The screening will be followed by a Q&A with Diane Izabiliza, Jeanette Higiro and Nivedita Prasad. The Q&A will take place in German spoken language. English spoken translation can be provided if necessary.

Further information regarding the conference:

Queer India Weekend

Saturday and Sunday, September 22nd and 23rd, 6pm

Mo’Halla presents a joint screening of two films that have come to be treated as defining moments within queer cultural history in India.

Summer in My Veins (Nishit Saran, 1999, 41 mins) is an intensely personal autobiographical account of the director who takes an HIV test after finding out that a man with whom he’s had unsafe sex is HIV positive.
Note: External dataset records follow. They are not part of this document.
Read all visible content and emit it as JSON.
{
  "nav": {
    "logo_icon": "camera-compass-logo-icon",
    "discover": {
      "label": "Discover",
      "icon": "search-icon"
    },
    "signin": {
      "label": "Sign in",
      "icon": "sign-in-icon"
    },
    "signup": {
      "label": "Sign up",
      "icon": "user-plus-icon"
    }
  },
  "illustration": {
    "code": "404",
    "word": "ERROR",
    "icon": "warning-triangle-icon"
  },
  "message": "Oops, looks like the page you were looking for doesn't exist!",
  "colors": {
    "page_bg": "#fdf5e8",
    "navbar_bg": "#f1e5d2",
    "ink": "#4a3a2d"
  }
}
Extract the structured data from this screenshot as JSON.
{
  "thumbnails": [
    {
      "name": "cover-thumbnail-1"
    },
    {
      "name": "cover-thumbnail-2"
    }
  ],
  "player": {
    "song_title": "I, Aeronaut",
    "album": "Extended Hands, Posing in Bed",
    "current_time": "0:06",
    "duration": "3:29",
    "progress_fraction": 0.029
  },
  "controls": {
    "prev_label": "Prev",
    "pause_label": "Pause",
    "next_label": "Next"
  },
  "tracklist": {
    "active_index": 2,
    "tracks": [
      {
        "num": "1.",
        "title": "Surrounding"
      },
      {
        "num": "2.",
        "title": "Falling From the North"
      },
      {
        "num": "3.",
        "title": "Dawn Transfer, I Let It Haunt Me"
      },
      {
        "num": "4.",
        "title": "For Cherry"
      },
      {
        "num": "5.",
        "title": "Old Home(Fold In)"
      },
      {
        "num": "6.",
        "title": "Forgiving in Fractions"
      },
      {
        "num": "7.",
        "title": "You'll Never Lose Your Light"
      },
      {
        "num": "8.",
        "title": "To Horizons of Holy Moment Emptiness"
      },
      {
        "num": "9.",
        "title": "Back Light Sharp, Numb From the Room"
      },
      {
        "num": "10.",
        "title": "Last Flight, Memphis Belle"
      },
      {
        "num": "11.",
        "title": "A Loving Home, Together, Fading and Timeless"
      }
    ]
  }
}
Before he can get the results of his test though he’s committed to a trip with his mother who he’s decided to come out to.

Fire (Deepa Mehta, 1996, 104 mins) is a hugely controversial commercial film about two women married into the same traditionalist household, who find intimacy and love in each other within the oppressive confines of Indian domesticity.

Through the juxtaposition of these two very different films on queer identities in India, we aim to bring to light the sheer diversity of voices and intersectionality within the queer landscapes of the subcontinent.

Following the screenings there will be a talk with guest speakers Saboura Naqshband and Maya Indira Ganesh around the differential and unequal claim that gay men and lesbian women have had on queer dissident discourse in India, as is evident in the two films themselves.

We believe that this event and these two films, viewed together, will be able to engage audiences in a nuanced and critical discussion on the importance of intersectional politics within LGBTQ+ spaces, and will also serve as an event to provide an in-depth look at the scope of queer politics in India.

Language: Spoken English

Saturday’s screening (Sep. 22nd) will be followed by a talk with guest speakers Saboura Naqshband and Maya Indira Ganesh.

Further information:

Mo’Halla is a pop-up platform for dissident culture and politics, with a special focus on South Asia. They are based in Berlin, Germany. The word “Mohalla” translates to “neighbourhood” or “kiez”, a socio-political unit that denotes the local and the immediate.  “Mo’Halla” is also a mash up of the english word “More”, and the hindi word “Halla”, which translates to “noise of protest”.

Maya Indira Ganesh Maya Ganesh is a feminist technologist who has worked in and with feminist movements for gender, sexuality and reproductive rights justice  in India and internationally.

Saboura M. Naqshband studied Arabic Studies, Political Science and Social and Cultural Anthropology in London, Cairo and Berlin. She works as an anti-discrimination and empowerment trainer especially for associations of and for LGBTI * Q refugees and migrants in Berlin and nationwide. She is particularly concerned with the topics of (anti-Muslim) racism, Muslim feminism and religion, gender and sexuality. As a project consultant at the National Association of Migrant Women Organisations in Germany (DaMigra e.V.) she was responsible for the areas of project management, outreach and advocacy. Saboura is a co-founder of the intersectional Muslim Feminist networks “Berlin Muslim Feminists” and “yantaru* collective”. Her wish is to further empower South Asian diasporic perspectives (in Germany) – as a DJ and otherwise.